As a cloud provider, though, you're trying to provide shared resources to a group of clients. A company rolling their own system doesn't have to share, and they can optimise specifically for their own requirements. You don't get these luxuries, and it's reasonable to expect a customised system to perform better than a general one.
If I may ask a few questions:
- Are they charged the same as external customers or do they get a 'wholesale' rate?
- As internal clients, do they run under the same conditions as external clients? Or is there a shared internal server pool that they use?
- Do they get any say in the hardware or low-level configuration of the systems they use? (ie. if someone needs ultra low latency or more storage, can they just ask Joe down the hall for a machine on a more lightly loaded network, or with bunch more RAM, for the week?)
- Do they have the same type of performance constraints as the ones encountered by gitlab?
I feel like most of the reason to use cloud services is when you have little idea what your actual requirements are, and need the ability to scale fast in both directions. Once you're established and have a fairly predictable workload, it makes more sense to move your hosting in-house.
Hopefully someone who actually knows what theyre talking about will be along shortly!
> Are they charged the same as external customers or do they get a 'wholesale' rate?
Id be quite surprised if internal customers are charged a markup. Presumably the whole point in operating an internal service is that you lower the cost as much as possible for your internal customers.

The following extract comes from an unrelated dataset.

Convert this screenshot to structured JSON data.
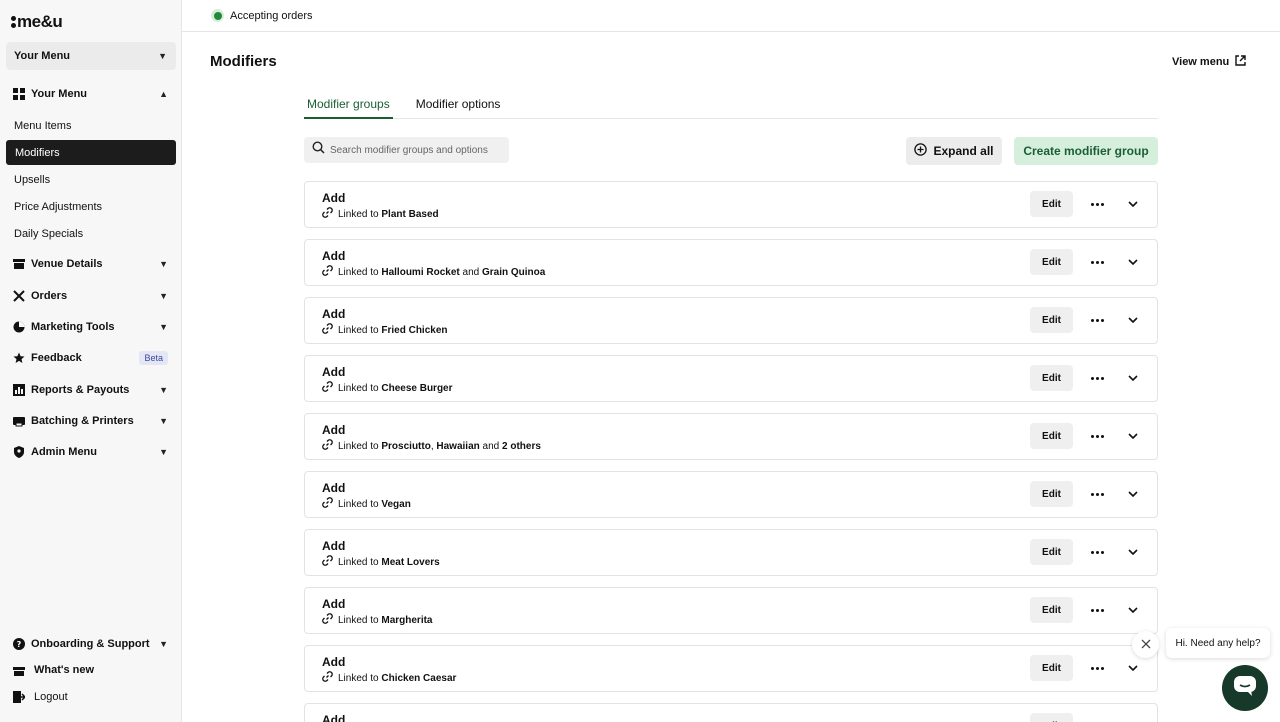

> As internal clients, do they run under the same conditions as external clients? Or is there a shared internal server pool that they use?
From the above book, it seems that the hardware is largely abstracted away so most services aren't really aware of servers. I assume there's some separation between internal and external customers, but at a guess that'd largely be because of the external facing services being forks of existing internal tools that have been untangled from other internal services.
> Do they get any say in the hardware or low-level configuration of the systems they use? (ie. if someone needs ultra low latency or more storage, can they just ask Joe down the hall for a machine on a more lightly loaded network, or with bunch more RAM, for the week?)
As above, the hardware is largely abstracted away. From memory, teams usually say "we think we need ~x hrs of cpu/day, y Gbps of network,..." then there's some very clever scheduling that goes on to fit all the services on to the available hardware. There's a really good chapter on this in the above book.
> Do they have the same type of performance constraints as the ones encountered by gitlab?
Presumably it depends entirely on the software being written.
Disk systems do get expensive at scale but the scale that they're usually sold at these days is pretty huge. You talk about going up to a petabyte but that's a fraction of a single rack's worth of disk these days. Not everyone wants to be a filesystem expert and distributed filesystems are jumping in at the deep end.
Clearly CephFS as weak spots, but for what I've seen those are sports that we can work out, rough edges here and there. The good thing is that we are much more aware of these edges.
We are already working on what the next step will be to soften out these weaknesses so we are not impacted again. And of course to ship this to all our customers, either they run on CephFS, NFS appliances, local disks or whatever makes sense for them.
We started using Ceph because we wanted to be able to grow our storage and compute independently. While it worked well for us we ended up having much larger latencies is as a result of this. So we developed FSCache support.
Even better yet, if you data is inherently shareable (or has some kind of locational affinity) you can end up always serving data with a Ceph backend from the local cache with the exception of a server going down or occasional request. I'm guessing it is (repo / account)
On your API machines serving out the git content of out the DFS you can setup a local SSD drive to read only caching. Depending on you workload you can end up significantly reducing the IOPs on the OSDs and also lowering network bandwidth.
With the network / IOPs savings we've decided to run our CephFS backed by Erasure Coded pool. Now we have lower cost of storage (1.7x vs 3x replication) and better reliability because now with our EC profile we can lose 5 chunks before data loss instead of 2 like before. That's because we more the 90% of requests are handled with local data and there's a long tail of old data that rarely accessed.
If you're going to give it a try, make sure you're using a recentish kernel such as a late 3.x series (or 4+). That has all the Cephfs FSCache / and upstream FSCache kinks work out.
If you're using relatively recent kernel such late 3.x series or 4+ (as in ubuntu 16.04).
We are running a recent kernel as in ubuntu 16.04.
The reason I'm framing the caching not so much at the CephFS level is because we are shipping a product, and I don't think that all our customers will be running CephFS on their infra. Therefore we will need to optimize for that use case also, and not only focus on what we do at GitLab.com.
Thanks for sharing! Will surely take a look at this.